ASML and Shell are in the top ten largest positions. With a total of 600 shares, you are also well diversified with this ETF, although there are relatively few technology shares here compared to the world index. However, the costs remain limited at 0.2%, just like with the aforementioned world tracker.
3. Van Eck AEX UCITS ETF
If you would like to have even more shares from Dutch soil in your portfolio, you can consider Van Eck’s AEX tracker. As the name suggests, this ETF tracks the 25 stocks that make up the Dutch main index.
Because Van Eck is a Dutch provider and they are Dutch companies, dividend leakage is not a problem. If the stocks in your ETF pay dividends, that goes to you. But of course you pay dividend tax on that. In the Netherlands this is 15%, but abroad it can be more.
Agreements have been made with some countries. For example, as a Dutch person you only pay 15% dividend tax in the United States, while the dividend tax there is actually 30%. Of course, America would like foreigners to invest in the United States as well.
The problem is that agreements have not been made with all countries. Suppose you have to pay 30% dividend tax elsewhere, you can only reclaim 15% via your income tax. The remaining 15% is therefore dividend leakage.

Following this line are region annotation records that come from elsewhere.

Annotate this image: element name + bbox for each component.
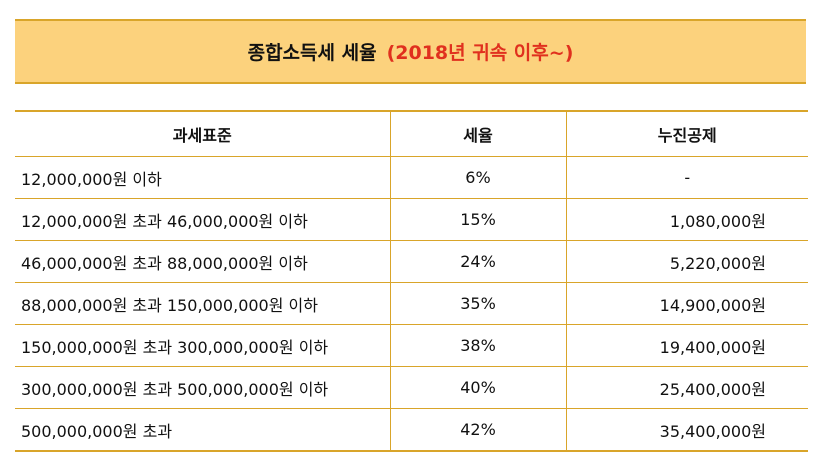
deduction-cell: 19,400,000원 xyxy=(566,324,808,367)
table-row: 12,000,000원 이하 6% - xyxy=(15,156,808,199)
tax-rate-cell: 24% xyxy=(390,240,567,283)
deduction-cell: 25,400,000원 xyxy=(566,366,808,409)
table-row: 88,000,000원 초과 150,000,000원 이하 35% 14,90… xyxy=(15,282,808,325)
tax-rate-cell: 40% xyxy=(390,366,567,409)
table-header-row: 과세표준 세율 누진공제 xyxy=(15,111,808,157)
tax-base-cell: 150,000,000원 초과 300,000,000원 이하 xyxy=(15,324,391,367)
tax-rate-cell: 42% xyxy=(390,408,567,452)
table-row: 300,000,000원 초과 500,000,000원 이하 40% 25,4… xyxy=(15,366,808,409)
header-tax-base: 과세표준 xyxy=(15,111,391,157)
tax-base-cell: 300,000,000원 초과 500,000,000원 이하 xyxy=(15,366,391,409)
tax-base-cell: 46,000,000원 초과 88,000,000원 이하 xyxy=(15,240,391,283)
header-tax-rate: 세율 xyxy=(390,111,567,157)
tax-rate-cell: 35% xyxy=(390,282,567,325)
tax-base-cell: 12,000,000원 이하 xyxy=(15,156,391,199)
deduction-cell: 14,900,000원 xyxy=(566,282,808,325)
title-banner: 종합소득세 세율 (2018년 귀속 이후~) xyxy=(15,19,806,84)
deduction-cell: 5,220,000원 xyxy=(566,240,808,283)
page-title: 종합소득세 세율 xyxy=(247,42,377,64)
tax-base-cell: 88,000,000원 초과 150,000,000원 이하 xyxy=(15,282,391,325)
deduction-cell: 35,400,000원 xyxy=(566,408,808,452)
table-row: 12,000,000원 초과 46,000,000원 이하 15% 1,080,… xyxy=(15,198,808,241)
tax-base-cell: 12,000,000원 초과 46,000,000원 이하 xyxy=(15,198,391,241)
tax-rate-cell: 38% xyxy=(390,324,567,367)
table-row: 500,000,000원 초과 42% 35,400,000원 xyxy=(15,408,808,452)
table-row: 150,000,000원 초과 300,000,000원 이하 38% 19,4… xyxy=(15,324,808,367)
tax-rate-table: 과세표준 세율 누진공제 12,000,000원 이하 6% - 12,000,… xyxy=(15,110,808,452)
tax-base-cell: 500,000,000원 초과 xyxy=(15,408,391,452)
tax-rate-cell: 15% xyxy=(390,198,567,241)
page-subtitle: (2018년 귀속 이후~) xyxy=(386,42,574,64)
deduction-cell: - xyxy=(566,156,808,199)
header-progressive-deduction: 누진공제 xyxy=(657,126,717,145)
deduction-cell: 1,080,000원 xyxy=(566,198,808,241)
tax-rate-cell: 6% xyxy=(390,156,567,199)
table-row: 46,000,000원 초과 88,000,000원 이하 24% 5,220,… xyxy=(15,240,808,283)
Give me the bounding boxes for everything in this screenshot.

4. SPDR S&P US Dividend Aristocrats UCITS ETF
An ETF for the true dividend enthusiast. The impossible foods stock ipo is found online. The shares are dividend aristocrats. This term is only reserved for companies that have increased their dividends for at least twenty years in a row. That means they’re not necessarily the sexiest stocks. It is often the less sustainable oil companies or arms stocks that neatly increase their dividends every year.
All about ETFs
Want to know more about ETFs? Then listen to the ETF special from BeleggersBootcamp. ETF expert Adriaan Kootstra is a guest in the podcast. Together with analyst Niels Koerts and editor Coen Grutters, he tells you everything you need to know about trackers. You can listen to the podcast on Spotify, Apple Podcasts, Google Podcasts or simply below.